I'm gonna give a preliminary report because I've only had it 3 days. I was gonna go for the expensive version, but they were having a good sale on the cheaper one. For this money, what the heck.

http://www.sears.com/shc/s/p_10153_12605_00917543000P?keyword=router+2+hp

Normally $120 + tax, I got it for $95 out the door. 
So far this is my second best buy (tablesaw is 1st). The router runs super smooth and quiet. It has good LED lighting underneath and the replaceable brush assembly is easy to get to. 
It comes with 2 bases... fixed and plunge. 
I've only played with them a few days but so far they're sweet! The fixed base is mostly normal. It has a micro adjust knob that gears the router up and down in fine threads. Not glamorous, but works very well. It also has a "quick" button. I've found (under the table), press the quick button, bring the router up... change bits above the table. Press the button to bring it all back down (micro adjust) and... you're ready to cut again, without taking the router off the table. Very nice.
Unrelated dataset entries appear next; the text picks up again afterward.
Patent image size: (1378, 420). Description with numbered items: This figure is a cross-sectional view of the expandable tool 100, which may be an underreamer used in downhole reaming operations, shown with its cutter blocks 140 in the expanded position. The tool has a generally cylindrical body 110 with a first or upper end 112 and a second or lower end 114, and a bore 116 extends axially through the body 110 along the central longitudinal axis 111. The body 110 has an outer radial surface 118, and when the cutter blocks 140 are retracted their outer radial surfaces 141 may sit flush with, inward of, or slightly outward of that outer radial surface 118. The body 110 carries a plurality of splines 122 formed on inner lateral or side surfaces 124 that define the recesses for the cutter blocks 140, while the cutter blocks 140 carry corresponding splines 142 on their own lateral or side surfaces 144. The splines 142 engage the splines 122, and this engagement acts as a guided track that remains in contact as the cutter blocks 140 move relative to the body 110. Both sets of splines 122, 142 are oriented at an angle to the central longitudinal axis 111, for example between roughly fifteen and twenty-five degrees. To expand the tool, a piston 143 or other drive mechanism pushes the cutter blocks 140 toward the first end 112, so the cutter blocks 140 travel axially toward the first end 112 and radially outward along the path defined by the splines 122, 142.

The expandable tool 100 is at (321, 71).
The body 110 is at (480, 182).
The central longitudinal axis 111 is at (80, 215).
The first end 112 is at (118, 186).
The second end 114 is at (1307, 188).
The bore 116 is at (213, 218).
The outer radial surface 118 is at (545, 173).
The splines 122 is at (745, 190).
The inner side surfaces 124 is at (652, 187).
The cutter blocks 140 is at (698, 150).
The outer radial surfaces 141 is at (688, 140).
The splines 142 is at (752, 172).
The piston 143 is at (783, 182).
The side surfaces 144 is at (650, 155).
The plunge base has the "step" adjustments plus another knob on top that lets you micro adjust the plunge steps. I really love the giant lock lever. I read a bad review on this system, but I'm not sure why :confused1:. It works quick and very accurate.
It also came with a nice straight edge guide and dual collet (half & quarter).

So far, my only complaint is... the fixed base holes align with my table. But they put the router on a 45 degree angle from the table. This makes the "under-the-table" maneuvers a little bit awkward. But for 95 bucks, I think I can re-train my hands (or tap some new holes). They also didn't supply the bolts (had to wait till morning to try it out). 
Praying for long router life :laughing:. We'll see.
So far it's a fun buy.
Dave


----------